For the second time in 2018, Scott Adkins is proving he was a decade to late for mainstream stardom. He’s more physically gifted than most current a-list action stars. He can stand toe to toe in the charisma department with the likes of Jason Statham. Yet something about Adkins keeps him an arms length away from from sensible Hollywood producers. Not that he hasn’t landed a few co-starring roles. It’s just that the average moviegoer doesn’t pay attention to the guy practically attached to Gary Oldman’s hip in Criminal. Nor are they likely to care about the guy who gets beat up by a cloak in Doctor Strange. Toss them a film along the lines of The Debt Collector though and you may just grab their attention. Even if the film around him is a bit shaky.
On paper, the plot doesn’t sound spectacularly original. French (Adkins) is a genuinely good guy. Almost to a fault. His Karate Dojo can’t manage to turn a profit. Strapped for cash, He inquires with a friend who works with the mob about making some extra money. After insisting that French is too nice for such work, Alex (Michael Pare) reluctantly puts him in touch with the local boss. As luck should have it, a veteran collector (Louis Mandylor) has a full plate and could use some help. Whilst the week starts out decent enough, it turn sideways suddenly. A shady businessman (Tony Todd) hires the two for the simple task of roughing up a former employee who was embezzling. Of course, things are never go that easily . Soon enough both men have to try to do the right thing, without loosing their heads in the process.

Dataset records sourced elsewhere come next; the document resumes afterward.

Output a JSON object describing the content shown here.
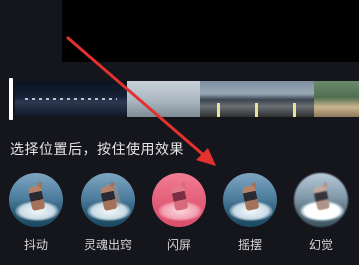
{
  "hint": "选择位置后，按住使用效果",
  "colors": {
    "background": "#15151c",
    "annotation_arrow": "#e53030",
    "playhead": "#ffffff"
  },
  "timeline": {
    "frames": [
      "night-city-frame",
      "surfer-frame",
      "mountain-road-frame",
      "mountain-road-frame",
      "mountain-road-frame",
      "trees-frame"
    ]
  },
  "effects": [
    {
      "label": "抖动",
      "icon": "surfer-thumbnail"
    },
    {
      "label": "灵魂出窍",
      "icon": "surfer-thumbnail"
    },
    {
      "label": "闪屏",
      "icon": "surfer-thumbnail-pink"
    },
    {
      "label": "摇摆",
      "icon": "surfer-thumbnail"
    },
    {
      "label": "幻觉",
      "icon": "surfer-thumbnail"
    }
  ]
}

What helps make The Debt Collector fresh, is less a reliance on the action films of the 90’s, but instead splicing itself with the DNA of Walter Hill and Martin Brest. More specifically that of their films 48 Hrs. and Midnight Run. Adkins and Mandylor make for the perfect odd couple. At least when the action is focused directly on their interplay. There’s a healthy bit of banter, backed be genuine charisma from both men. Not limited to their interactions, everything here has the feel of a throwback. Days are broken by inter-titles. A light haze of filth slathered on the screen. Everything seems framed just to keep up the energy. Which would be perfect, if only it didn’t take everything so seriously.

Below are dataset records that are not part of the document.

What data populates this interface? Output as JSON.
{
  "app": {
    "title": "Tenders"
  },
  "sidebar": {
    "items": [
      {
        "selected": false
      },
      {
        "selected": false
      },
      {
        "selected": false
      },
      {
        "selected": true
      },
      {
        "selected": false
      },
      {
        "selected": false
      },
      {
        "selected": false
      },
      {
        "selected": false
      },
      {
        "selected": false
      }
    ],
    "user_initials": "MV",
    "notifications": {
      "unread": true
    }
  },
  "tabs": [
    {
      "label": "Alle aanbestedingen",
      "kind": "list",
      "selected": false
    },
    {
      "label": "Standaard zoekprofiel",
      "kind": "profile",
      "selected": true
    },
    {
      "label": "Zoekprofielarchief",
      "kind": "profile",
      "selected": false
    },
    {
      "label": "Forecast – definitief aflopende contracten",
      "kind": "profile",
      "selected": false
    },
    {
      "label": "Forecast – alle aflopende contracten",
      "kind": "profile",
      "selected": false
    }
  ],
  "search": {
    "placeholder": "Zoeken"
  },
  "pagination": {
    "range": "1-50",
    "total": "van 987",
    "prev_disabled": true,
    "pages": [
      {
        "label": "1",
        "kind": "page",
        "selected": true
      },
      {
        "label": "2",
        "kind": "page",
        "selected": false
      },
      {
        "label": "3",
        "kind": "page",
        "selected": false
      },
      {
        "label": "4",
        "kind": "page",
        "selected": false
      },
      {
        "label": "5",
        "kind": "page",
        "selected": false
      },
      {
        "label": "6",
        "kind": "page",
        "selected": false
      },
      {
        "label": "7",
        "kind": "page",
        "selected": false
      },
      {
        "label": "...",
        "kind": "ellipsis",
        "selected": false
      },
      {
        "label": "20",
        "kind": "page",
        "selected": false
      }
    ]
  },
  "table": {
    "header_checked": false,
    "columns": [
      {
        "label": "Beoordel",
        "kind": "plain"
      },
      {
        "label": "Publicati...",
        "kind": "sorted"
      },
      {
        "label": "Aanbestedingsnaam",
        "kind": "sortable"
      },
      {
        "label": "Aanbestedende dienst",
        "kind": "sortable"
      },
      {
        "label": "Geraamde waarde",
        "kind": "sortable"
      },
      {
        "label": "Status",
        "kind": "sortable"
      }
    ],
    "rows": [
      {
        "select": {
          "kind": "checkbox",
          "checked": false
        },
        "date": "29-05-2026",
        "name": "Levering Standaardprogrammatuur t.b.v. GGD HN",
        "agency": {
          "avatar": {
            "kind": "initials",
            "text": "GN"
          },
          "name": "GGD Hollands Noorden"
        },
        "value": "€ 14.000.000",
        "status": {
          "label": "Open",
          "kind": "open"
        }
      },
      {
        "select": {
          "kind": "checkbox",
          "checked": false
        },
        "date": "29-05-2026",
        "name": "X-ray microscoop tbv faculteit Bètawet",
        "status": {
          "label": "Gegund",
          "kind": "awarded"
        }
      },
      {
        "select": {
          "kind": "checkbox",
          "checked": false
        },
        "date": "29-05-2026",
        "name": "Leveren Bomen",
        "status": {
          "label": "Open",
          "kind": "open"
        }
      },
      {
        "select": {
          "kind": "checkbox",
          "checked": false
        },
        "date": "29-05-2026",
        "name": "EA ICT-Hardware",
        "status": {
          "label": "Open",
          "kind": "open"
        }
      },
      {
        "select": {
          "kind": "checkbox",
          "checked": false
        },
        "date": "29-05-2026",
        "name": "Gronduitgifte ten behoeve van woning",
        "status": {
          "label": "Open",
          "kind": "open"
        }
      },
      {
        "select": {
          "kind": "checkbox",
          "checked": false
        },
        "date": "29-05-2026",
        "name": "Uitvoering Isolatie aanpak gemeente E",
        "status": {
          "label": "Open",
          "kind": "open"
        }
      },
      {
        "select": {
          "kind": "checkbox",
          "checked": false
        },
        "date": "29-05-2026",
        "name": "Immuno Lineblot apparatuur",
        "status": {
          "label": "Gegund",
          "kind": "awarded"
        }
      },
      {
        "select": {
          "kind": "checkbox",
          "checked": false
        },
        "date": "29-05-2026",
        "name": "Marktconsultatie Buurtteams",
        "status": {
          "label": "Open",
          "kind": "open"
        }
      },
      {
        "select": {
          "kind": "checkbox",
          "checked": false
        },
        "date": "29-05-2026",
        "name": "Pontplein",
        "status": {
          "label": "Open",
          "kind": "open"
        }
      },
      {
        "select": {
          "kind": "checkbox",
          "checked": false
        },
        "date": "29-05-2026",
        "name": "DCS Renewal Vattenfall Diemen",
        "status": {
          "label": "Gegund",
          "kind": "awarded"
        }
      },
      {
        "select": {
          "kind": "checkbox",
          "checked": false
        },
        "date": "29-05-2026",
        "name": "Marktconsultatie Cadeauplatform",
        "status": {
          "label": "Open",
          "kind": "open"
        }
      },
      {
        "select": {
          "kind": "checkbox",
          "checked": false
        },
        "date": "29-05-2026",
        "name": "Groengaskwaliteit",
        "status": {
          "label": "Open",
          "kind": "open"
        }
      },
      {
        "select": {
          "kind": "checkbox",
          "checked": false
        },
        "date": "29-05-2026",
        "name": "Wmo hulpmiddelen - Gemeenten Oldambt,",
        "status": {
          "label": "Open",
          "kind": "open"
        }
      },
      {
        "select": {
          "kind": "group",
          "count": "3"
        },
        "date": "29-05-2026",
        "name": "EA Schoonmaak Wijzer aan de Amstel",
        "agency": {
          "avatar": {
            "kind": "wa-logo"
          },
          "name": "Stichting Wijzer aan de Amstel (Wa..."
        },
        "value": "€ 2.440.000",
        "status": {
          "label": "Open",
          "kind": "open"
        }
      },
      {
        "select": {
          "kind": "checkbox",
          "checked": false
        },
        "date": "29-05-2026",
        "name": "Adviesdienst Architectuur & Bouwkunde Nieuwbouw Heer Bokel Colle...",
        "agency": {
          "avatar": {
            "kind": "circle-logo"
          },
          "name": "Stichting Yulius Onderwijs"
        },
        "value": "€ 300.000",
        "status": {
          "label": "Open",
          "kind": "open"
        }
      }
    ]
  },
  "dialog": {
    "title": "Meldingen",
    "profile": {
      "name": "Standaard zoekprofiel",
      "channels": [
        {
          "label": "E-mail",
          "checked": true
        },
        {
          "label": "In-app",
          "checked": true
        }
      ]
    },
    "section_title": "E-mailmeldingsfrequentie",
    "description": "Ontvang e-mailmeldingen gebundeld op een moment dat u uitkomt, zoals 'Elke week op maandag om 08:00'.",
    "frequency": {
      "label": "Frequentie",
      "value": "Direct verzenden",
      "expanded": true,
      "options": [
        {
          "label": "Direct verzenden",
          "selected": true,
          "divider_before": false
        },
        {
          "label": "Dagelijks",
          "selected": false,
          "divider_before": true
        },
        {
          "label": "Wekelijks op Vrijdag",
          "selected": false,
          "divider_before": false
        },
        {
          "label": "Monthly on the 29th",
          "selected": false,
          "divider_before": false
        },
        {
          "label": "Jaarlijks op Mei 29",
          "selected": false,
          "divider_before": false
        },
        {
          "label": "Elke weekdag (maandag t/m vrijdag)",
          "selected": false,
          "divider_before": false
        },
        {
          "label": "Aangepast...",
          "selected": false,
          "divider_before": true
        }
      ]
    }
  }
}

The second of three team-ups this year between Scott Adkins and co-writer/director Jesse V. Johnson, shows they make for a commendable duo. Through Johnson, Adkins proves that all he really needs to succeed is a director willing to let him be himself. Diving into his natural English brogue, he shows a natural affability that’s just as lethal as any punch or kick he’s ever thrown. From a script perspective, while Johnson is able to wring a fair amount of good will from the early stages of The Debt Collector, he’s just as quick to rely on worn-out cliches. He never quite has a full grasp on what makes his film really sing. Dialogue starts to feel forced, or at least relies on coming off as tough, as opposed to natural. As time wears on, the more predicable & melodramatic things become and the goodwill from early on, all but disappears.
Then again, there’s Louis Mandylor. Occupying a role that in the past would go to the likes of Mickey Rourke or a more energetic Bruce Willis, he’s the secret MVP. His baby blue eyes stick out on a face that’s been hit by the brick of karmic circumstance more times than he’d like to count. The kind of guy who perpetually dresses in unbuttoned Hawaiian or polo shirts, stained tank top underneath. He’s more concerned about and takes better care of his “classic” car, than he does himself. Not someone you’d necessarily envy, but entirely befitting the life of a broken down man they call Sue.
As with any Adkins outing, the question of “how are the fights?” hangs in the air. Though it’s not wall to all action, several moments do highlight Adkins’ particular skill set. Just don’t go in expecting high flying acrobatics. This is, after all, a more grounded affair. Which overall makes this a lite recommendation. Adkins and Johnson have a strong desire to make something different in the overcrowded VOD marketplace. That’s commendable. Even if it’s an film that narrowly miss the mark. Each time they get together, they inch closer to creating a perfect storm. Even if it takes both of them letting someone else take over scripting duties to finally get there. For now they’ll have to settle with The Debt Collector being a good, but not great effort. Which is better than most could honestly hope for.